Изменить размер шрифта - +
Еще прежде 1689 года

образовались потешные полки, которые вместе со старыми солдатами ста ли в противоположность стрельцам; привыкли смотреть так, что потешные –

войско Петра, стрельцы – войско Софьи. Помирить потешных и вождей их со стрельцами нельзя было не по одним этим отношениям: потешные были

представителями нового, имеющего жить, стрельцы – представители отжившей старины. Новое получило торжество в торжестве Петра над Софьею,

стрельцам предстояло перестать быть стрельцами, превратиться в солдат; эта перемена была для них страшно тяжела, они не согласятся на нее

добровольно, прежде попытаются, нельзя ли удержаться в прежнем положении, удержать старину. При таком положении дел в причинах к раздражению не

могло быть недостатка. Вспомним потехи: дерутся два войска: русское войско, на стороне которого сам царь, – это потешные солдаты; войско

враждебное, которым предводительствует польский король, – это стрельцы; они побеждаются, и этим выказывается их несостоятельность пред новым

войском. Унижение и раздражение сильные. Причины к раздражению были и на стороне противной: мы не имеем никакого права отвергнуть известие, что

стрельцы подкопались под Девичий монастырь, проломали пол в покоях царевны Софьи и вывели было ее подземным ходом, по после сильной схватки со

сторожившими монастырь солдатами были переловлены и казнены.

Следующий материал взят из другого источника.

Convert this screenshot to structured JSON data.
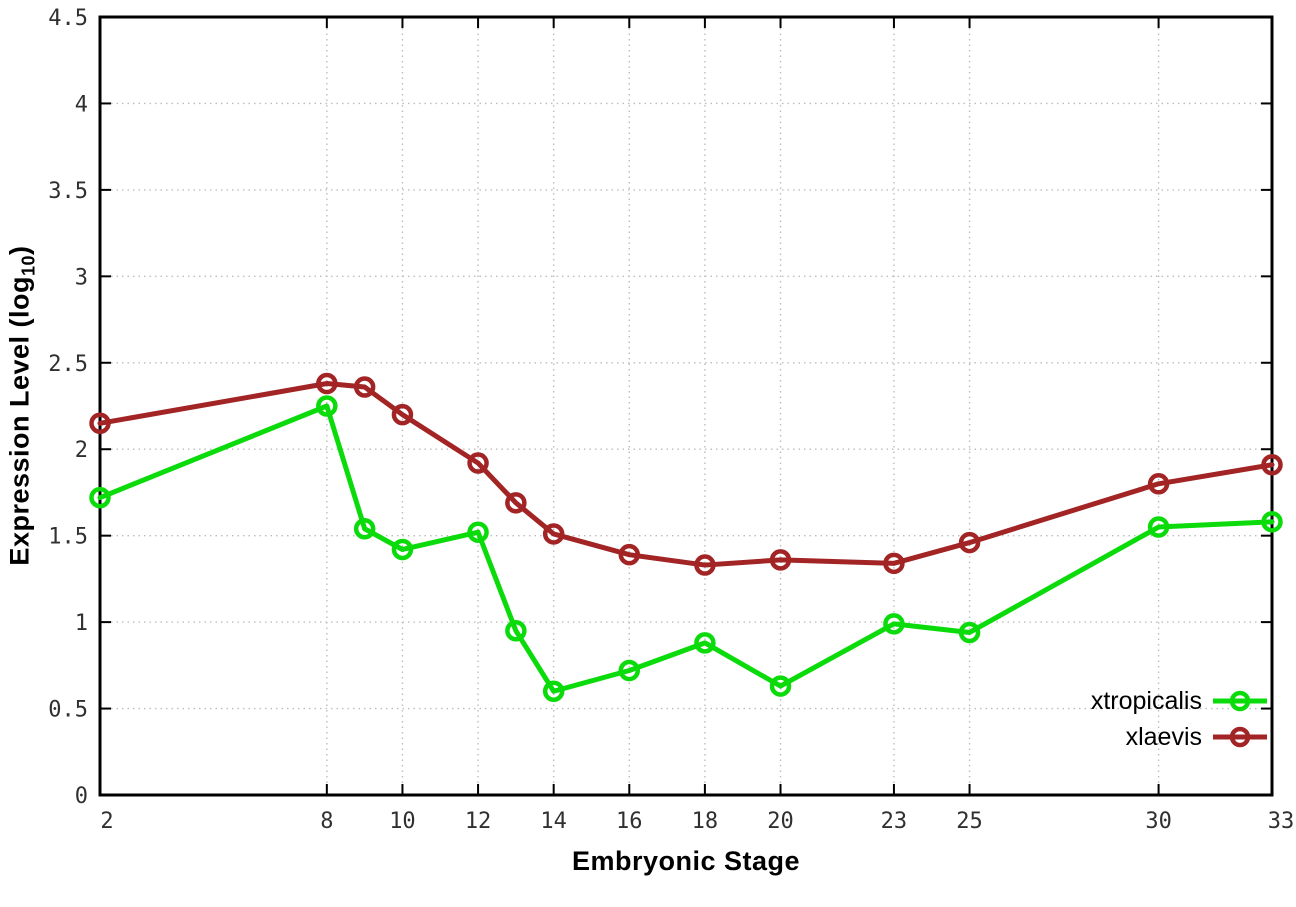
{
  "chart_data": {
    "type": "line",
    "title": "",
    "xlabel": "Embryonic Stage",
    "ylabel_parts": {
      "prefix": "Expression Level (log",
      "sub": "10",
      "suffix": ")"
    },
    "xlim": [
      2,
      33
    ],
    "ylim": [
      0,
      4.5
    ],
    "grid": true,
    "legend_position": "bottom-right",
    "xticks": [
      2,
      8,
      10,
      12,
      14,
      16,
      18,
      20,
      23,
      25,
      30,
      33
    ],
    "xtick_labels": [
      "2",
      "8",
      "10",
      "12",
      "14",
      "16",
      "18",
      "20",
      "23",
      "25",
      "30",
      "33"
    ],
    "yticks": [
      0,
      0.5,
      1,
      1.5,
      2,
      2.5,
      3,
      3.5,
      4,
      4.5
    ],
    "ytick_labels": [
      "0",
      "0.5",
      "1",
      "1.5",
      "2",
      "2.5",
      "3",
      "3.5",
      "4",
      "4.5"
    ],
    "x": [
      2,
      8,
      9,
      10,
      12,
      13,
      14,
      16,
      18,
      20,
      23,
      25,
      30,
      33
    ],
    "series": [
      {
        "name": "xtropicalis",
        "color": "#0bdb0b",
        "values": [
          1.72,
          2.25,
          1.54,
          1.42,
          1.52,
          0.95,
          0.6,
          0.72,
          0.88,
          0.63,
          0.99,
          0.94,
          1.55,
          1.58
        ]
      },
      {
        "name": "xlaevis",
        "color": "#a22424",
        "values": [
          2.15,
          2.38,
          2.36,
          2.2,
          1.92,
          1.69,
          1.51,
          1.39,
          1.33,
          1.36,
          1.34,
          1.46,
          1.8,
          1.91
        ]
      }
    ],
    "colors": {
      "border": "#000000",
      "grid": "#bdbdbd",
      "tick_text": "#303030"
    }
  }
}
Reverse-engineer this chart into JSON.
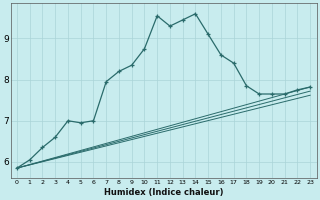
{
  "xlabel": "Humidex (Indice chaleur)",
  "bg_color": "#c8ecee",
  "grid_color": "#aad4d8",
  "line_color": "#2a6b6b",
  "x_ticks": [
    0,
    1,
    2,
    3,
    4,
    5,
    6,
    7,
    8,
    9,
    10,
    11,
    12,
    13,
    14,
    15,
    16,
    17,
    18,
    19,
    20,
    21,
    22,
    23
  ],
  "y_ticks": [
    6,
    7,
    8,
    9
  ],
  "xlim": [
    -0.5,
    23.5
  ],
  "ylim": [
    5.6,
    9.85
  ],
  "curve1_x": [
    0,
    1,
    2,
    3,
    4,
    5,
    6,
    7,
    8,
    9,
    10,
    11,
    12,
    13,
    14,
    15,
    16,
    17,
    18,
    19,
    20,
    21,
    22,
    23
  ],
  "curve1_y": [
    5.85,
    6.05,
    6.35,
    6.6,
    7.0,
    6.95,
    7.0,
    7.95,
    8.2,
    8.35,
    8.75,
    9.55,
    9.3,
    9.45,
    9.6,
    9.1,
    8.6,
    8.4,
    7.85,
    7.65,
    7.65,
    7.65,
    7.75,
    7.82
  ],
  "curve2_x": [
    0,
    23
  ],
  "curve2_y": [
    5.85,
    7.82
  ],
  "curve3_x": [
    0,
    23
  ],
  "curve3_y": [
    5.85,
    7.72
  ],
  "curve4_x": [
    0,
    23
  ],
  "curve4_y": [
    5.85,
    7.62
  ]
}
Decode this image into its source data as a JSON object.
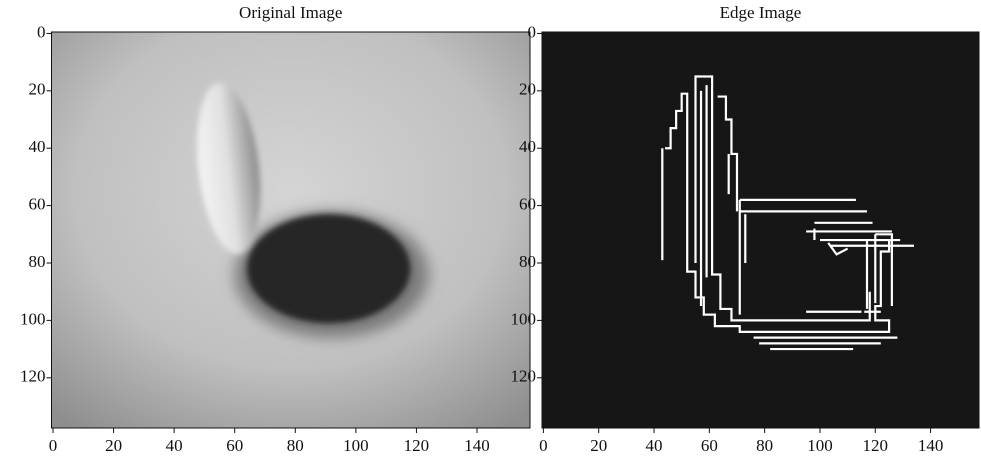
{
  "chart_data": [
    {
      "type": "image",
      "title": "Original Image",
      "xlim": [
        -0.5,
        157.5
      ],
      "ylim": [
        137.5,
        -0.5
      ],
      "xticks": [
        0,
        20,
        40,
        60,
        80,
        100,
        120,
        140
      ],
      "yticks": [
        0,
        20,
        40,
        60,
        80,
        100,
        120
      ]
    },
    {
      "type": "image",
      "title": "Edge Image",
      "xlim": [
        -0.5,
        157.5
      ],
      "ylim": [
        137.5,
        -0.5
      ],
      "xticks": [
        0,
        20,
        40,
        60,
        80,
        100,
        120,
        140
      ],
      "yticks": [
        0,
        20,
        40,
        60,
        80,
        100,
        120
      ]
    }
  ]
}
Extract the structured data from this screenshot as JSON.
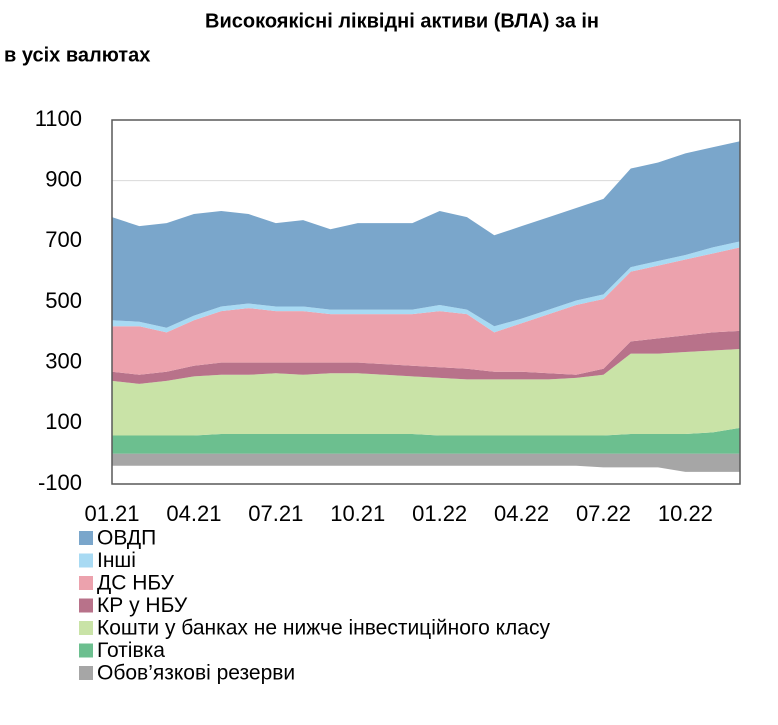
{
  "chart_data": {
    "type": "stacked_area",
    "title": "Високоякісні ліквідні активи (ВЛА) за ін",
    "subtitle": "в усіх валютах",
    "categories": [
      "01.21",
      null,
      null,
      "04.21",
      null,
      null,
      "07.21",
      null,
      null,
      "10.21",
      null,
      null,
      "01.22",
      null,
      null,
      "04.22",
      null,
      null,
      "07.22",
      null,
      null,
      "10.22",
      null,
      null
    ],
    "ylim": [
      -100,
      1100
    ],
    "yticks": [
      -100,
      100,
      300,
      500,
      700,
      900,
      1100
    ],
    "grid": true,
    "series": [
      {
        "name": "ОВДП",
        "color": "#7aa6cb",
        "values": [
          340,
          315,
          345,
          335,
          315,
          295,
          275,
          285,
          265,
          285,
          285,
          285,
          310,
          305,
          300,
          305,
          305,
          305,
          315,
          325,
          325,
          335,
          330,
          330
        ]
      },
      {
        "name": "Інші",
        "color": "#a8daf3",
        "values": [
          20,
          15,
          15,
          15,
          15,
          15,
          15,
          15,
          15,
          15,
          15,
          15,
          20,
          15,
          20,
          15,
          15,
          15,
          15,
          15,
          15,
          15,
          20,
          20
        ]
      },
      {
        "name": "ДС НБУ",
        "color": "#eca2ad",
        "values": [
          150,
          160,
          130,
          150,
          170,
          180,
          170,
          170,
          160,
          160,
          165,
          170,
          185,
          180,
          130,
          160,
          195,
          230,
          230,
          230,
          240,
          250,
          260,
          275
        ]
      },
      {
        "name": "КР у НБУ",
        "color": "#b8728a",
        "values": [
          30,
          30,
          30,
          35,
          40,
          40,
          35,
          40,
          35,
          35,
          35,
          35,
          35,
          35,
          25,
          25,
          20,
          10,
          20,
          40,
          50,
          55,
          60,
          60
        ]
      },
      {
        "name": "Кошти у банках не нижче інвестиційного класу",
        "color": "#c9e3a7",
        "values": [
          180,
          170,
          180,
          195,
          195,
          195,
          200,
          195,
          200,
          200,
          195,
          190,
          190,
          185,
          185,
          185,
          185,
          190,
          200,
          265,
          265,
          270,
          270,
          260
        ]
      },
      {
        "name": "Готівка",
        "color": "#6cbf8f",
        "values": [
          60,
          60,
          60,
          60,
          65,
          65,
          65,
          65,
          65,
          65,
          65,
          65,
          60,
          60,
          60,
          60,
          60,
          60,
          60,
          65,
          65,
          65,
          70,
          85
        ]
      },
      {
        "name": "Обов’язкові резерви",
        "color": "#a6a6a6",
        "values": [
          -40,
          -40,
          -40,
          -40,
          -40,
          -40,
          -40,
          -40,
          -40,
          -40,
          -40,
          -40,
          -40,
          -40,
          -40,
          -40,
          -40,
          -40,
          -45,
          -45,
          -45,
          -60,
          -60,
          -60
        ]
      }
    ]
  }
}
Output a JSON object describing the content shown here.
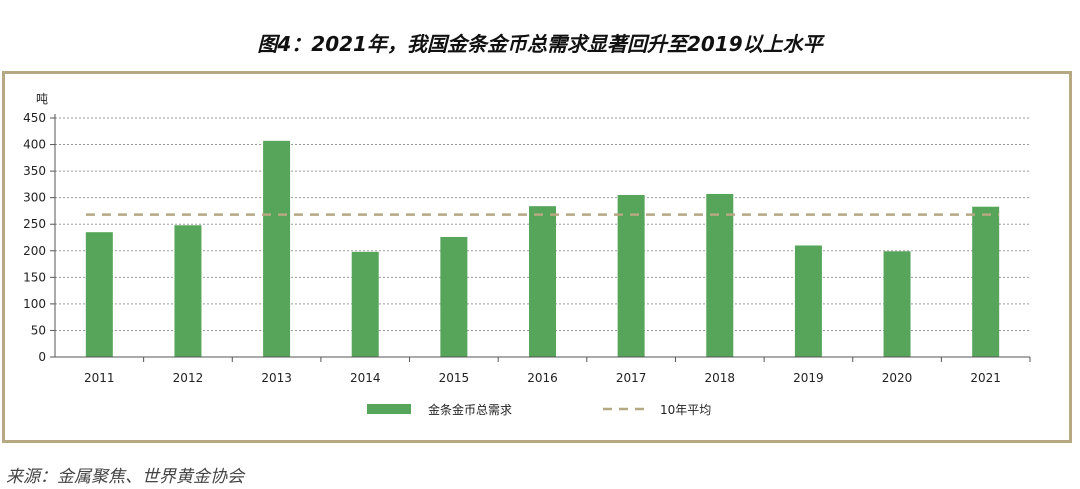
{
  "page": {
    "title": "图4：2021年，我国金条金币总需求显著回升至2019以上水平",
    "source": "来源：金属聚焦、世界黄金协会"
  },
  "chart_data": {
    "type": "bar",
    "ylabel": "吨",
    "ylim": [
      0,
      450
    ],
    "yticks": [
      0,
      50,
      100,
      150,
      200,
      250,
      300,
      350,
      400,
      450
    ],
    "categories": [
      "2011",
      "2012",
      "2013",
      "2014",
      "2015",
      "2016",
      "2017",
      "2018",
      "2019",
      "2020",
      "2021"
    ],
    "series": [
      {
        "name": "金条金币总需求",
        "values": [
          235,
          248,
          407,
          198,
          226,
          284,
          305,
          307,
          210,
          199,
          283
        ],
        "color": "#57a55a"
      }
    ],
    "reference_lines": [
      {
        "name": "10年平均",
        "value": 268,
        "style": "dashed",
        "color": "#b5a882"
      }
    ],
    "grid": "horizontal dashed",
    "legend_position": "bottom"
  }
}
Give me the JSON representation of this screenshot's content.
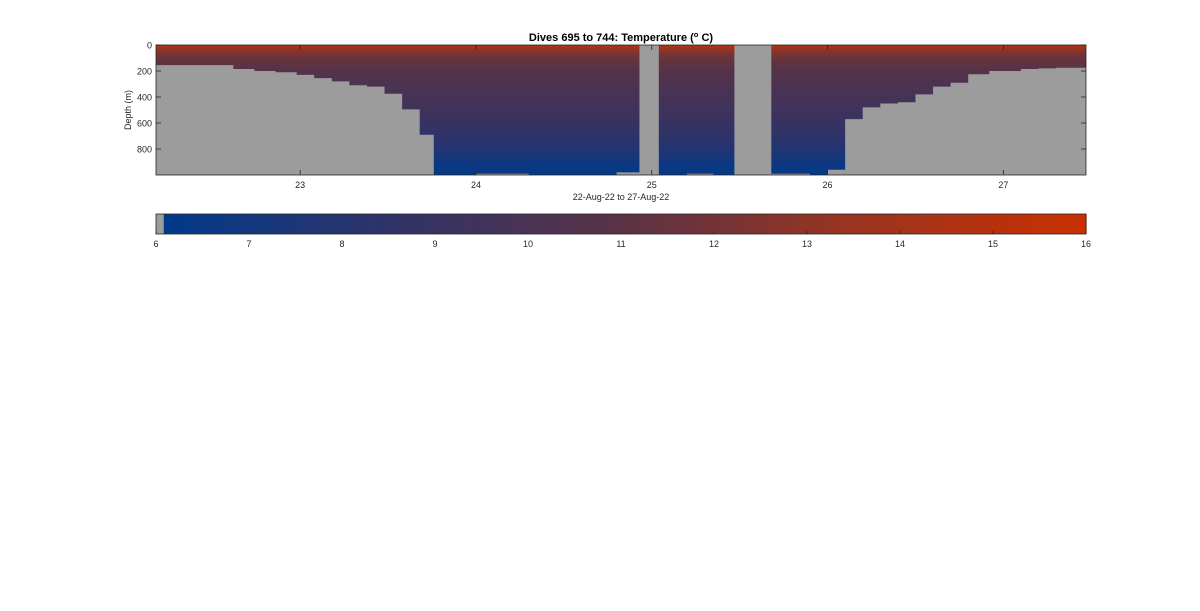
{
  "chart_data": {
    "type": "heatmap",
    "title": {
      "prefix": "Dives 695 to 744: Temperature (",
      "superscript": "o",
      "suffix": " C)"
    },
    "xlabel": "22-Aug-22 to 27-Aug-22",
    "ylabel": "Depth (m)",
    "x_ticks": [
      23,
      24,
      25,
      26,
      27
    ],
    "y_ticks": [
      0,
      200,
      400,
      600,
      800
    ],
    "xlim": [
      22.18,
      27.47
    ],
    "ylim": [
      1000,
      0
    ],
    "y_reversed": true,
    "grid": false,
    "missing_color": "#9c9c9c",
    "colormap": [
      "#003a8c",
      "#2f3368",
      "#5a3346",
      "#9a3420",
      "#c93000"
    ],
    "color_range": [
      6,
      16
    ],
    "colorbar_ticks": [
      6,
      7,
      8,
      9,
      10,
      11,
      12,
      13,
      14,
      15,
      16
    ],
    "colorbar_missing_below": 6.1,
    "temperature_profile": {
      "depth": [
        0,
        15,
        50,
        120,
        200,
        300,
        400,
        500,
        600,
        700,
        800,
        900,
        1000
      ],
      "temp_deep_casts": [
        15.5,
        14.2,
        12.6,
        11.4,
        10.7,
        10.2,
        9.8,
        9.4,
        9.0,
        8.5,
        7.8,
        6.8,
        6.2
      ]
    },
    "data_gaps": [
      {
        "start": 24.93,
        "end": 25.04
      },
      {
        "start": 25.47,
        "end": 25.68
      }
    ],
    "profile_max_depth": {
      "x": [
        22.18,
        22.34,
        22.5,
        22.62,
        22.74,
        22.86,
        22.98,
        23.08,
        23.18,
        23.28,
        23.38,
        23.48,
        23.58,
        23.68,
        23.76,
        24.0,
        24.3,
        24.6,
        24.8,
        25.04,
        25.2,
        25.35,
        25.68,
        25.9,
        26.0,
        26.1,
        26.2,
        26.3,
        26.4,
        26.5,
        26.6,
        26.7,
        26.8,
        26.92,
        27.0,
        27.1,
        27.2,
        27.3,
        27.47
      ],
      "depth": [
        155,
        155,
        155,
        185,
        200,
        210,
        230,
        255,
        280,
        310,
        320,
        375,
        495,
        690,
        1000,
        990,
        1000,
        1000,
        980,
        1000,
        990,
        1000,
        990,
        1000,
        960,
        570,
        480,
        450,
        440,
        380,
        320,
        290,
        225,
        200,
        200,
        185,
        180,
        175,
        175
      ]
    }
  }
}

Как близкие к царю люди смотрели на стрельцов, на их отношения к правительству,

всего лучше видно из приведенного выше письма Виниуса к Петру, что по получении благоприятных известий из под Азова даже и в стрелецких слободах

радовались. Азовские походы были очень тяжелы для стрельцов: два года сряду они должны были ходить так далеко, покидать семейства и выгодные

промыслы в Москве; царь был ими недоволен, делал выговоры. Кто же виноват? Разумеется, иностранцы, и больше всех самый близкий из них к царю –

Лефорт, и между стрельцами сильное раздражение против Лефорта. Обстоятельства становились все хуже и хуже для стрельцов. По взятии Азова их

задержали там для охраны города, потом заставили работать над его укреплениями. Люди, недовольные царем, желающие избавиться каким бы то ни было

средством, обращаются к стрельцам, как более других недовольным, обреченным на погибель. «Что они спят? – говорит Соковнин, – им бы можно было

убить государя, все равно им пропадать же». Легко понять чувства людей, которым все равно пропадать же, и легко понять отношения Петра и его

приверженцев к людям недовольным, раздраженным, в которых враги видят верное, готовое орудие: Цыклер обращается к стрельцам, а Петру все живее и

живее представляется 15 мая 1682 года и стрелецкие копья, обагренные кровью Матвеева и Нарышкиных; все враждебное связано для него со стрельцами

и все враждебное и стрелецкое относится, как к своему началу, к замыслу Ивана Милославского, все враждебное и стрелецкое есть в его глазах семя

Милославского: этот взгляд уже высказался в страшном зрелище казни Цыклера с товарищами, когда кровь их стекала в гроб Милославского; тут же

высказалось и сильное ожесточение, высказалось, как впечатление отрочества оживлялось и укоренялось при каждом удобном случае.
А стрельцов в Азове мучила тоска по Москве, по привольной, спокойной, семейной жизни в столице. Была еще надежда, что азовская служба скоро

кончится и последует перевод в Москву; но вдруг указ – передвинуть четыре стрелецких полка – Чубарова, Колзакова, Черного и Гундертмарка из

Азова к литовской границе, в войско князя Михайлы Григорьевича Ромодановского, который с полками дворянскими, рейтарскими и солдатскими стоял в

ожидании, как разыграется борьба саксонской и французской партии в Польше.